We are a city that likes to move fast. When our highways are clear, drivers often speed beyond the posted limit, weaving in and out of lanes trying to gain a few feet or shave a few seconds off a trip. This behavior leaks onto our local roads, many of which are so wide that they encourage higher speeds. Despite speed limits of 30 miles per hour on our local streets, drivers go at least 40, if not faster in some areas. This again bleeds into our neighborhood streets, where many drivers cut between thoroughfares in an attempt to get ahead of traffic.
This difference in speed is crucial. The faster we drive the smaller our field of vision and the deadlier our mistakes. In pedestrian-car accidents, the pedestrian is 17 times more likely to die if the car is traveling 40 mph instead of 20 mph.
We’ve all had close calls on the highways and on our streets. Whether it’s the driver speeding past you on the interstate, who seemingly paid no attention to the brake lights ahead, or the car flying through your neighborhood within a few feet of your playing child, it happens to all of us: we get angry. We might yell within the confines of our car or wave our fist or middle finger at the speeding neighborhood driver. But we often forget that fear and anger when we ourselves are behind the wheel. It’s easy to speed, to cut corners, to ignore the possible consequences. After all, everyone else is doing it.
Bikers and pedestrians are not blameless, of course. They too must continue to pay attention to their surroundings.
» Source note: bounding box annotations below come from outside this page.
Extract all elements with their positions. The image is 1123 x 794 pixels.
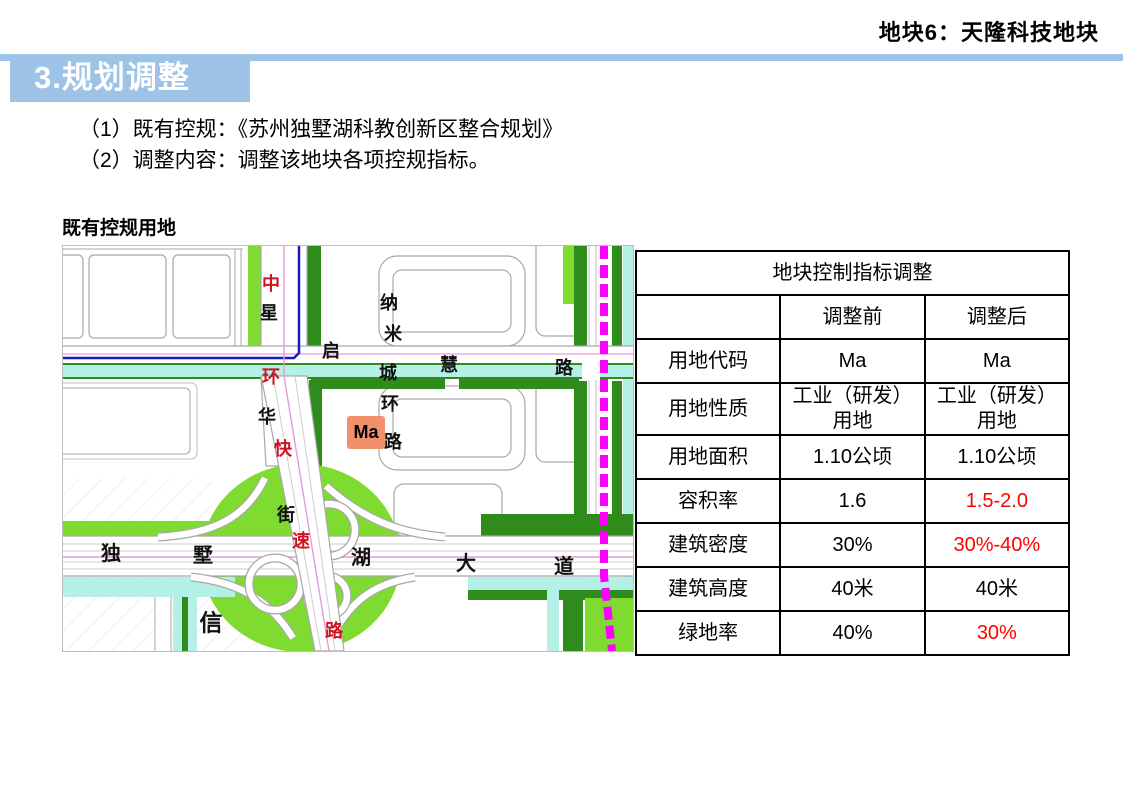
value-before: 40% (780, 611, 924, 655)
map-caption: 既有控规用地 (62, 213, 176, 240)
map-road-label: 慧 (440, 356, 458, 374)
page-header: 地块6：天隆科技地块 (879, 15, 1099, 47)
intro-text: （1）既有控规：《苏州独墅湖科教创新区整合规划》 （2）调整内容：调整该地块各项… (79, 114, 563, 176)
row-label: 用地性质 (636, 383, 780, 435)
map-road-label: 信 (200, 612, 223, 635)
map-road-label: 路 (384, 433, 402, 451)
value-after: 1.10公顷 (925, 435, 1069, 479)
table-row: 容积率1.61.5-2.0 (636, 479, 1069, 523)
value-before: 1.10公顷 (780, 435, 924, 479)
value-before: 1.6 (780, 479, 924, 523)
map-road-label: 路 (555, 359, 573, 377)
slide: 地块6：天隆科技地块 3.规划调整 （1）既有控规：《苏州独墅湖科教创新区整合规… (0, 0, 1123, 794)
value-before: 工业（研发）用地 (780, 383, 924, 435)
map-road-label: 快 (274, 440, 292, 458)
row-label: 绿地率 (636, 611, 780, 655)
value-after: 30% (925, 611, 1069, 655)
map-road-label: 华 (258, 408, 276, 426)
value-before: 40米 (780, 567, 924, 611)
map-road-label: 街 (277, 506, 295, 524)
value-after: 40米 (925, 567, 1069, 611)
value-after: 工业（研发）用地 (925, 383, 1069, 435)
table-header-row: 调整前 调整后 (636, 295, 1069, 339)
col-header-before: 调整前 (780, 295, 924, 339)
map-road-label: 城 (379, 364, 397, 382)
map-road-label: 路 (325, 622, 343, 640)
table-row: 建筑密度30%30%-40% (636, 523, 1069, 567)
map-road-label: 米 (384, 325, 402, 343)
value-before: 30% (780, 523, 924, 567)
table-body: 地块控制指标调整 调整前 调整后 用地代码MaMa用地性质工业（研发）用地工业（… (636, 251, 1069, 655)
table-title: 地块控制指标调整 (636, 251, 1069, 295)
value-after: 1.5-2.0 (925, 479, 1069, 523)
map-road-label: 大 (456, 554, 476, 574)
col-header-after: 调整后 (925, 295, 1069, 339)
map-road-label: 环 (262, 368, 280, 386)
intro-line-1: （1）既有控规：《苏州独墅湖科教创新区整合规划》 (79, 114, 563, 145)
zoning-map: 中星环华快街速路纳米城环路启慧路独墅湖大道信 Ma (62, 245, 634, 652)
value-after: Ma (925, 339, 1069, 383)
table-title-row: 地块控制指标调整 (636, 251, 1069, 295)
table-row: 用地性质工业（研发）用地工业（研发）用地 (636, 383, 1069, 435)
table-row: 建筑高度40米40米 (636, 567, 1069, 611)
map-road-label: 环 (381, 395, 399, 413)
row-label: 容积率 (636, 479, 780, 523)
col-header-blank (636, 295, 780, 339)
value-after: 30%-40% (925, 523, 1069, 567)
map-road-label: 纳 (380, 294, 398, 312)
ma-parcel: Ma (347, 416, 385, 449)
table-row: 用地代码MaMa (636, 339, 1069, 383)
map-road-label: 中 (262, 275, 280, 293)
section-banner: 3.规划调整 (10, 54, 250, 102)
row-label: 建筑高度 (636, 567, 780, 611)
map-road-label: 湖 (351, 548, 371, 568)
map-road-label: 星 (260, 304, 278, 322)
map-road-label: 墅 (193, 546, 213, 566)
map-road-label: 速 (292, 532, 310, 550)
table-row: 绿地率40%30% (636, 611, 1069, 655)
control-indicator-table: 地块控制指标调整 调整前 调整后 用地代码MaMa用地性质工业（研发）用地工业（… (635, 250, 1070, 656)
value-before: Ma (780, 339, 924, 383)
table-row: 用地面积1.10公顷1.10公顷 (636, 435, 1069, 479)
map-road-label: 道 (554, 557, 574, 577)
row-label: 用地面积 (636, 435, 780, 479)
intro-line-2: （2）调整内容：调整该地块各项控规指标。 (79, 145, 563, 176)
map-road-label: 启 (322, 342, 340, 360)
map-road-label: 独 (101, 544, 121, 564)
row-label: 建筑密度 (636, 523, 780, 567)
row-label: 用地代码 (636, 339, 780, 383)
Bikers, myself among them, must follow traffic signals and also respect the rights of pedestrians. Far too often I see bikers riding on the wrong side of the road or traveling against traffic to avoid a slight detour. Not stopping at stops signs or not waiting for stoplights to change are likewise common behaviors. While there is debate over whether or not there should be separate rules for cyclists in such situations, for now, drivers don’t expect that behavior, making it more dangerous. In crowded pedestrian areas, bikers often fail to yield to pedestrians. A bike-pedestrian collision is far less likely to be fatal, but it can still be damaging for both parties.
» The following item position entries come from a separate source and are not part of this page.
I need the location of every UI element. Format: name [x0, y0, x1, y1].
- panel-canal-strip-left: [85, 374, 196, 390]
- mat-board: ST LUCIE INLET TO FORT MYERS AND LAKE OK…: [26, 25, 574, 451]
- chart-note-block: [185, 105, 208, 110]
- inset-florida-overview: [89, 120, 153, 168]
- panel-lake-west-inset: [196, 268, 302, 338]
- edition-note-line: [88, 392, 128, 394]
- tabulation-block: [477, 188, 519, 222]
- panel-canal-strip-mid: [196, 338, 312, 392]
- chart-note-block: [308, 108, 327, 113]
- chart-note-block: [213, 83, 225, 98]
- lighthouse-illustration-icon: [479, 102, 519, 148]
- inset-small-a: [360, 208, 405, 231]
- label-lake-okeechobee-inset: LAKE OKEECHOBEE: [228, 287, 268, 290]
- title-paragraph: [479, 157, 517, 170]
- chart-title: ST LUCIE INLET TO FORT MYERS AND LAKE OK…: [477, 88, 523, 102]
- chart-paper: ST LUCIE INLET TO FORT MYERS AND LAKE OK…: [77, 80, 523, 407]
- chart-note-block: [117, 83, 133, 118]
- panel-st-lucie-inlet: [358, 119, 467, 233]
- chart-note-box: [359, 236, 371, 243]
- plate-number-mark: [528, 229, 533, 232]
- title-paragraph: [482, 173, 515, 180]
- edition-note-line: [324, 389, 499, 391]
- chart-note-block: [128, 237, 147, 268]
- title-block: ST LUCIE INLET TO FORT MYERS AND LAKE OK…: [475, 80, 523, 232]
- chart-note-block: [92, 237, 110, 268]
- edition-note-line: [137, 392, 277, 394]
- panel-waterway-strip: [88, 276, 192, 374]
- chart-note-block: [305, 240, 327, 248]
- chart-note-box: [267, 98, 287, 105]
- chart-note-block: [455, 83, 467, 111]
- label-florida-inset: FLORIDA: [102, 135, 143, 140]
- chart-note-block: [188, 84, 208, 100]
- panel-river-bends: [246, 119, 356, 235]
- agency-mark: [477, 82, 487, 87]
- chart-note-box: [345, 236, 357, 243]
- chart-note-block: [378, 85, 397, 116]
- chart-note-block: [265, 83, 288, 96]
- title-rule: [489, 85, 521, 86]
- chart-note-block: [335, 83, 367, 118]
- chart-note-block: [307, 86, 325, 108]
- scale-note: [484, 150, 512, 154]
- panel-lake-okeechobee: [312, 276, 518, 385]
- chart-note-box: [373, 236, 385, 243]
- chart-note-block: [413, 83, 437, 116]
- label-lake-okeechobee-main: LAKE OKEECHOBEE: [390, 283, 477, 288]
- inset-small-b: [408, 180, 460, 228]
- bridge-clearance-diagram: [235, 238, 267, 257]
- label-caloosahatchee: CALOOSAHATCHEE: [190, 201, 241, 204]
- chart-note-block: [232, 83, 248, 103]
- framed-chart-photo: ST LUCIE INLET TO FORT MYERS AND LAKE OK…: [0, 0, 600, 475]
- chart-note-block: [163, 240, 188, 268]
But, in the end, blaming pedestrians and bicyclists for accidents on streets built for the car is misdirected. As I wrote last week, our streets are designed for cars, with pedestrians and bicyclists as afterthoughts. Only one set of actors is in control of a speeding ton of vehicle. Only one set of road users can travel in excess of 30 miles per hour.
What we miss when we speed through our cities is the chance to connect with one another at human level. The goal of getting to our destinations 5 minutes faster, finding the right route on Waze, or shooting down a neighborhood street to avoid a bottleneck, turns the spaces in between our destinations into blurs. If the world we pass through becomes little more than backdrop, so do the lives of those using it.
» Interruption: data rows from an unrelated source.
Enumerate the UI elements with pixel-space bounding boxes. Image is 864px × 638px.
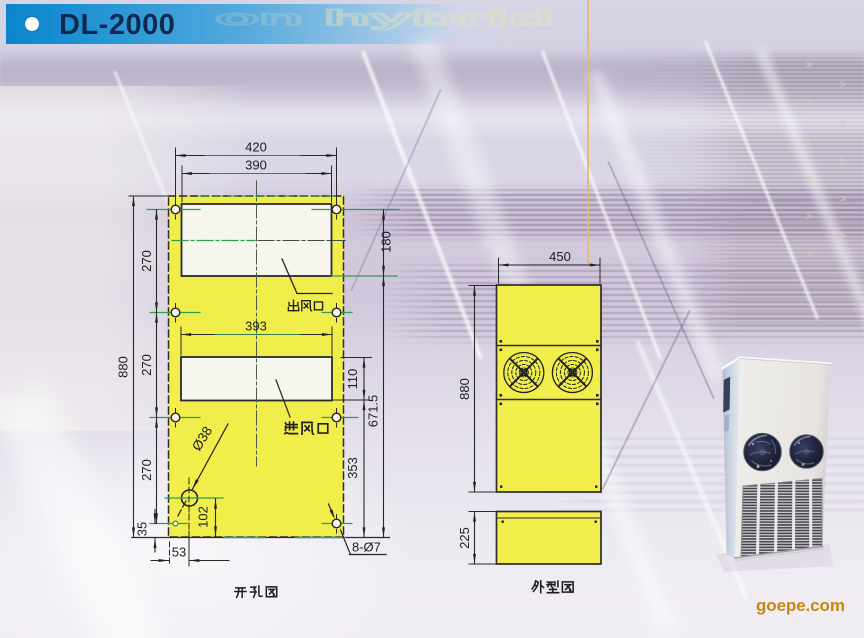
svg-text:880: 880 [457, 378, 472, 400]
svg-text:880: 880 [116, 356, 131, 378]
svg-text:8-Ø7: 8-Ø7 [352, 540, 381, 555]
svg-text:270: 270 [139, 250, 154, 272]
svg-text:102: 102 [196, 506, 211, 528]
svg-text:390: 390 [245, 158, 267, 173]
svg-text:671.5: 671.5 [366, 395, 381, 428]
svg-text:450: 450 [549, 249, 571, 264]
svg-text:270: 270 [139, 354, 154, 376]
svg-text:53: 53 [172, 545, 186, 560]
svg-text:35: 35 [135, 522, 150, 536]
svg-text:420: 420 [245, 140, 267, 155]
svg-text:110: 110 [345, 369, 360, 390]
svg-text:353: 353 [345, 457, 360, 479]
svg-text:270: 270 [139, 459, 154, 481]
svg-text:225: 225 [457, 527, 472, 549]
svg-text:393: 393 [245, 319, 267, 334]
svg-text:180: 180 [379, 231, 394, 253]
All three of Houston’s plans call on us to change this calculus. They ask us to make streets safer for all users, of course, but more than that, they urge us to take notice of one another as we move through the city.
The plans all provide tangible suggestions for how we can achieve these goals. The draft bike plan calls for routes that cyclists of all levels can use comfortably. Vision Zero campaigns for roads built for slower speeds. Plan Houston seeks to make safer and healthier neighborhoods and a city that connects people. I hope that each of these goals can be achieved. We’d all benefit.
Back to the sign on Mandell Street. I don’t want us to have to write notes of apology for close calls. More importantly, I want us to avoid the pain and suffering of fatal accidents — moments where apologies cannot be given. I want to be safe on our roads. I want my child and partner to be safe. I want you and your family to be safe.
I hope that the driver of the blue car means what she said, that she’ll be more careful next time. I hope that we can all take that message to heart as we go onto the road next. But also I hope we take action as a city to ensure that we more clearly see and protect one another. We’ve got several plans before us now that provide an opportunity to pursue this goal. I hope we take them.